Black Lives Matter. It is an outcry echoing in cities all over the world, a call to which we must all respond. In memory of Ahmaud Arbery, George Floyd, Breonna Taylor, Tony McDade and the countless other Black and Brown Americans murdered in acts of racial violence, we join with voices everywhere.
Shubert has long championed the work of Black and Brown people. But at this time of reckoning with the systemic racism that infects our nation, we must acknowledge its legacy. We must acknowledge its impact – on our society, on the theatre community and on our own institution.
We must remember that Black actors were once barred from Broadway—and yes, from Shubert—theatres. Black face and minstrel shows were once on Broadway—and yes, on Shubert—stages. While much has changed since those shameful days, that legacy must not be forgotten.
It is time to address the underrepresentation of people of color in all aspects of our industry. It is time for introspection, time to examine our biases and dedicate the company to doing so. It is time to work with our industry partners to assure that institutional obstacles are dismantled and that equitable representation exists throughout the business of Broadway.
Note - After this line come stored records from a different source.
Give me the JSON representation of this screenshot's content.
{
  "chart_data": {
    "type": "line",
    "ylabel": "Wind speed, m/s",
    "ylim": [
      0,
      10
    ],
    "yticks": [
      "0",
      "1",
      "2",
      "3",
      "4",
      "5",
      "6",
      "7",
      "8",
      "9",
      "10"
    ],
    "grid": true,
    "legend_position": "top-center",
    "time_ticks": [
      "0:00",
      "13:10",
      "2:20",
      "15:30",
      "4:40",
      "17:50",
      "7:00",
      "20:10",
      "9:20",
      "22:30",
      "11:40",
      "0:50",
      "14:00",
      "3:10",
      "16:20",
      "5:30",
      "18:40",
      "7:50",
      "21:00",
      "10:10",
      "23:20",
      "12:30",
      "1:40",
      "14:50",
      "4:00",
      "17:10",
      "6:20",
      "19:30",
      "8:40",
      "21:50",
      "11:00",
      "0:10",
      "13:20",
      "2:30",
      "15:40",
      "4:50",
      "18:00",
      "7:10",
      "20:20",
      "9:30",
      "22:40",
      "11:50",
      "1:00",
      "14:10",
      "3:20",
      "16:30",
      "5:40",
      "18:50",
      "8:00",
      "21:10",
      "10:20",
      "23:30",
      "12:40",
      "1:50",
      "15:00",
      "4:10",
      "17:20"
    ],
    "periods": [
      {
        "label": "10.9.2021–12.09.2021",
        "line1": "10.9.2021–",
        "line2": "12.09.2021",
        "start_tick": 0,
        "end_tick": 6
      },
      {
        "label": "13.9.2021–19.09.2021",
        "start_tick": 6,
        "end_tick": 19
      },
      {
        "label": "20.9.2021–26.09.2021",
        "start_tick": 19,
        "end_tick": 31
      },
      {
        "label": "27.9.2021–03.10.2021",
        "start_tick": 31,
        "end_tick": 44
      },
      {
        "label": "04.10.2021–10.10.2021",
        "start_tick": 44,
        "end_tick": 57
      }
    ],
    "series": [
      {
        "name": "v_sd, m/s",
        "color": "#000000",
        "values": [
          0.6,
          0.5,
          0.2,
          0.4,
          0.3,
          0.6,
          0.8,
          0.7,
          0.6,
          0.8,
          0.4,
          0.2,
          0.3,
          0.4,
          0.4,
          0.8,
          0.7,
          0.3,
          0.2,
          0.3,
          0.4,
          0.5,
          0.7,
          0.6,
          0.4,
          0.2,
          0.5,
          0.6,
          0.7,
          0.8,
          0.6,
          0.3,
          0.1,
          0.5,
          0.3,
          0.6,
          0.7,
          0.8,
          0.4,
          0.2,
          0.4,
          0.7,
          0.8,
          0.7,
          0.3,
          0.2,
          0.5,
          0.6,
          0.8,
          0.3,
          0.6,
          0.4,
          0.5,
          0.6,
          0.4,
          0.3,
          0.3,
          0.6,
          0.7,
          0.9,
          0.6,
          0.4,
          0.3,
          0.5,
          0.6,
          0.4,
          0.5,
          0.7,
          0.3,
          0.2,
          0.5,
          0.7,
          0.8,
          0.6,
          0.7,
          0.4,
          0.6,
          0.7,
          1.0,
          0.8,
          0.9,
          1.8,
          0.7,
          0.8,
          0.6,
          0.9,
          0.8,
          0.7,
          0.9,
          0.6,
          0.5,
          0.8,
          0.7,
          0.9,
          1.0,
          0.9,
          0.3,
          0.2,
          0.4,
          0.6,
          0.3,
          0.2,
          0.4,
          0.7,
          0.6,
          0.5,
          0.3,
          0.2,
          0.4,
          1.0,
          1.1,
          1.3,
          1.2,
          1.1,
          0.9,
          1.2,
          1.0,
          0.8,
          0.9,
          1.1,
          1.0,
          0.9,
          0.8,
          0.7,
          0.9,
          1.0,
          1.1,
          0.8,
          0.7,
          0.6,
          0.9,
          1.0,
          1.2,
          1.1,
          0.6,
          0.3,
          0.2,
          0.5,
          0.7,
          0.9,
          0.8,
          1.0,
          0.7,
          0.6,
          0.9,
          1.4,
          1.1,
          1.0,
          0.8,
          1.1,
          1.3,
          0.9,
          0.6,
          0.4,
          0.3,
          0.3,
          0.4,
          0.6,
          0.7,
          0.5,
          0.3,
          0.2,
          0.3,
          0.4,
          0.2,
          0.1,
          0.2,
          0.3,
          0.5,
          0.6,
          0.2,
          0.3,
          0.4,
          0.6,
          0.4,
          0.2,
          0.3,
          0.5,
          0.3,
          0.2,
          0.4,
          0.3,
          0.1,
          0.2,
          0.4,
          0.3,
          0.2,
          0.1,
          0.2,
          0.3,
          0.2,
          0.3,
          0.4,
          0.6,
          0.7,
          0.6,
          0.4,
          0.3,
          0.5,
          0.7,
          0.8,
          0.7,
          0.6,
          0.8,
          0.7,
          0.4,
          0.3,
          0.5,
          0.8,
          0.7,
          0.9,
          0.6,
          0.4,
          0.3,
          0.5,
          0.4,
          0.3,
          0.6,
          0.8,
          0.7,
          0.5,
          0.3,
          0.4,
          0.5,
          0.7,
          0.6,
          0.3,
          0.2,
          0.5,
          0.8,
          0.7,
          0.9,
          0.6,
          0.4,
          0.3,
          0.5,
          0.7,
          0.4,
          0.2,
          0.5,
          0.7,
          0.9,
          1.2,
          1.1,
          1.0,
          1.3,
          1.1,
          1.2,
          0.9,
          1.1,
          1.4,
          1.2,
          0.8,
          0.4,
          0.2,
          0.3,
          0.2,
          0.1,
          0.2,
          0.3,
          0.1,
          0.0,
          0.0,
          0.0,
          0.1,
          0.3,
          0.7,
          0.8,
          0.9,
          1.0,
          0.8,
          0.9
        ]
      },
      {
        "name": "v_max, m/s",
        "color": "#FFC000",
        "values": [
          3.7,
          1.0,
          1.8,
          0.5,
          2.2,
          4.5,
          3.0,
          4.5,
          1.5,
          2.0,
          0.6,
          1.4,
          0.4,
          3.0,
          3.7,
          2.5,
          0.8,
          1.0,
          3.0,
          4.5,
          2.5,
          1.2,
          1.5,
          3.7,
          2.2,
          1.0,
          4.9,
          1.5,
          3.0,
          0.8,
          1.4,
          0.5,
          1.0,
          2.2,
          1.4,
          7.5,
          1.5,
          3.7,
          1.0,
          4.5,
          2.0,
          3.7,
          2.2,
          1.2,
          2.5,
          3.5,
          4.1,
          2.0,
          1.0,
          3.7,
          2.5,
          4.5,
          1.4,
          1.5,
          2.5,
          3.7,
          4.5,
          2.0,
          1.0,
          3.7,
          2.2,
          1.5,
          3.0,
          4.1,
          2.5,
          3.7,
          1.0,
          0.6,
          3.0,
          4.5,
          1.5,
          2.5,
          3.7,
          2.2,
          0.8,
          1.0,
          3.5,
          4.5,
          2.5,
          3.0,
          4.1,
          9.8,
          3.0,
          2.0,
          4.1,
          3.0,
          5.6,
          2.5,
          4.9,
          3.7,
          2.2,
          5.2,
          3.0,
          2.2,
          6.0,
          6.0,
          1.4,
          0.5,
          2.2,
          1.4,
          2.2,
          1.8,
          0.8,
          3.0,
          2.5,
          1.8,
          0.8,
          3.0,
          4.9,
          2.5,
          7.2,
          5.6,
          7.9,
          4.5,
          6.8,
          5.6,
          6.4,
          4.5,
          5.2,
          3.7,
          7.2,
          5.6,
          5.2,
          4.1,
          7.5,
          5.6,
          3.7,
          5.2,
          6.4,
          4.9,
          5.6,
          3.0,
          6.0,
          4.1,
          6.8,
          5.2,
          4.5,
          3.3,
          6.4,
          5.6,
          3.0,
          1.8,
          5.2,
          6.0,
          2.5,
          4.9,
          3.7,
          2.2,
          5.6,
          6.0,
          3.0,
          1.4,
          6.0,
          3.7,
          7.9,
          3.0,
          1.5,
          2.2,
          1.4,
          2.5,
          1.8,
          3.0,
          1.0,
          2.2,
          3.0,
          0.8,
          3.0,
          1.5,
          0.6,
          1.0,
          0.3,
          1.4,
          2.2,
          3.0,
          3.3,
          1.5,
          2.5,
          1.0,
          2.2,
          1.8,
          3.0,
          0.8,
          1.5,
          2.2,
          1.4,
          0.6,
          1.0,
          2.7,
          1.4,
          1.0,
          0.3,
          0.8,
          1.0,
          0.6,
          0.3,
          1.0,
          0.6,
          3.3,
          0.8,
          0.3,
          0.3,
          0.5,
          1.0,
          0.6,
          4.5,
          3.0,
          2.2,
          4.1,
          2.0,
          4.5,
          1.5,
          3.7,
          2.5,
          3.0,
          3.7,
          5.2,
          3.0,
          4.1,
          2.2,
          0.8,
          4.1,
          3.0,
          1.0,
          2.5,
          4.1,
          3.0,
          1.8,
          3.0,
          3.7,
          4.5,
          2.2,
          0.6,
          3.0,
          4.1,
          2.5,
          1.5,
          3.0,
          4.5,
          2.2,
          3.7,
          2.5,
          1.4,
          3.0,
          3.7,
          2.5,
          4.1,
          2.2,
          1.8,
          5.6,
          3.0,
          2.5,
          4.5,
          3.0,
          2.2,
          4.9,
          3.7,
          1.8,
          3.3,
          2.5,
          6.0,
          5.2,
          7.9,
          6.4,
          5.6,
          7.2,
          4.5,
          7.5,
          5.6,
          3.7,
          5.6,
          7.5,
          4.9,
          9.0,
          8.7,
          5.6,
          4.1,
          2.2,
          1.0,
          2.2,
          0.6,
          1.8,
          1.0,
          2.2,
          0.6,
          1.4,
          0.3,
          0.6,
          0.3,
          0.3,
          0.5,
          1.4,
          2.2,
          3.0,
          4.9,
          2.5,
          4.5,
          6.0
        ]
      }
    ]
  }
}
It is time for change. The great Paul Robeson, who performed at the Shubert Theatre 75 years ago, memorably said: “As an artist, I come to sing. But as a citizen I will always speak for peace, and no one can silence me in that.”
And it is time for action. We can do more. We will do more. For it is only through our actions that we can give voice to our values. We are ready to be part of this transformative moment, determined to embrace what has too long been denied. Black Lives Matter.